Alberto pensó: «ya hace más de dos años. Cómo pasa el tiempo». Cerró los ojos: evocó el rostro de Teresa y su cuerpo se llenó de ansiedad. Era la primera vez que resistía la consigna sin angustia. Ni siquiera las dos cartas que había recibido de la muchacha lo incitaban a desear la salida. Pensó: «me escribe en papel barato y tiene mala letra. He leído cartas más bonitas que las de ella». Las había leído varias veces, siempre a ocultas. (Las guardaba en el forro del quepí, como los cigarrillos que traía al colegio los domingos.) La primera semana, al recibir una carta de Teresa, se dispuso a responderle de inmediato, pero después de escribir la fecha, sintió disgusto, turbación y no supo qué decir. Todo el lenguaje parecía falso e inútil. Destruyó varios borradores y al fin se decidió a contestarle apenas unas líneas objetivas: «estamos consignados por un lío. No sé cuando saldré. Tuve una gran alegría al recibir tu carta. Siempre pienso en ti y lo primero que haré, al salir, será ir a verte». El Esclavo lo perseguía, le ofrecía cigarrillos, fruta, sandwichs, le hacía confidencias; en el comedor, en la fila y en el cine se las arreglaba para estar a su lado. Recordó su cara pálida, su expresión obsecuente, su sonrisa beatífica y lo odió. Cada vez que veía aproximarse al Esclavo, sentía malestar. La conversación de un modo u otro recaía en Teresa y Alberto debía disimular, adoptando un papel cínico; otras veces se mostraba amistoso y daba al Esclavo consejos sibilinos: «no vale la pena que te declares por carta. Esas cosas se hacen de frente, para ver las reacciones. En la primera salida, vas a su casa y le caes» La cara lánguida escuchaba seriamente, asentía sin rebelarse. Alberto pensó -~ «se lo diré el primer día que salgamos, apenas crucemos la puerta del colegio. Ya tiene una cara bastante estúpida para amargarle más la vida. Le diré: lo siento mucho, pero esa chica me gusta y si la vas a ver te parto la cara. Hay más mujeres en el mundo. Y después iré a verla y la llevaré al Parque Necochea» (que está al final del Malecón Reserva, sobre los acantilados verticales y ocres que el mar de Miraflores combate ruidosamente; desde el borde se contempla, en invierno, a través de la neblina, un escenario de fantasmas: la playa de piedras, solitaria y profunda). Pensó: «me sentaré en el último banco, junto a la baranda de troncos blancos». El sol había entibiado su cara y su cuerpo; no quería abrir los ojos para evitar que la imagen se fuera.

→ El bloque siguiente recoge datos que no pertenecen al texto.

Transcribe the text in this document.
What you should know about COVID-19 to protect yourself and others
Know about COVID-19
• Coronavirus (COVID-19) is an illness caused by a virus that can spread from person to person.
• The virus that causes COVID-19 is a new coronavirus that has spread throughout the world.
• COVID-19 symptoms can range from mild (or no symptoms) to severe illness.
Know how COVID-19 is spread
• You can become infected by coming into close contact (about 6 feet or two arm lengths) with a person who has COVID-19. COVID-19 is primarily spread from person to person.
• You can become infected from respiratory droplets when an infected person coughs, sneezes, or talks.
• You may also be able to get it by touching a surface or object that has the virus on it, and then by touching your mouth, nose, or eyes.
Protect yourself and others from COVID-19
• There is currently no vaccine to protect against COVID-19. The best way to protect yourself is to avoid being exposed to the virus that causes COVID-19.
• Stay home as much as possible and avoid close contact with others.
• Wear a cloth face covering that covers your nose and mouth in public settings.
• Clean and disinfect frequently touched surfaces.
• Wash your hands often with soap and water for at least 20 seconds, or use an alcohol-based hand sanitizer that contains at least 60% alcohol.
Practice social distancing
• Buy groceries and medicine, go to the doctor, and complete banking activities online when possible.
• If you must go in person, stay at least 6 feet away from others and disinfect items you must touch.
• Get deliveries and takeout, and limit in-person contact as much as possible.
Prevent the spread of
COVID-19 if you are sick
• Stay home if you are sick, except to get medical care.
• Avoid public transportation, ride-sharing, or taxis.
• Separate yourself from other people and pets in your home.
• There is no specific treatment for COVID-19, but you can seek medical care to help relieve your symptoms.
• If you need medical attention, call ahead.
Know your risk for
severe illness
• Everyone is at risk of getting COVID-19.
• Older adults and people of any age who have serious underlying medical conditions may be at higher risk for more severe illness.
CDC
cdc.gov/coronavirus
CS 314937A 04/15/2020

Cuando despertó, el sol había desaparecido; estaba en medio de una luz parda. Se movió en el sitio y le dolieron los huesos de la espalda; sentía la cabeza pesada: era incómodo dormir sobre madera. Tenía el cerebro adormecido, no atinaba a ponerse de pie, pestañeó varias veces, sintió ganas de fumar. Luego se incorporó con torpeza y espió. El jardín estaba vacío y los bloques de cemento de las aulas parecían desiertos. ¿Qué hora sería? El silbato para ir al comedor era a las siete y media. Inspeccionó cuidadosamente los alrededores. El colegio estaba muerto. Descendió de la glorieta y cruzó rápidamente el jardín y los edificios sin ver a nadie. Sólo al llegar a la pista de desfile distinguió a un grupo de cadetes que correteaba detrás de la vicuña. Al fondo de la pista, un kilómetro más allá, presentía a los cadetes envueltos en sus sacones verdes, caminando en parejas por el patio, y el gran rumor de las cuadras. Tenía unos deseos enormes de fumar.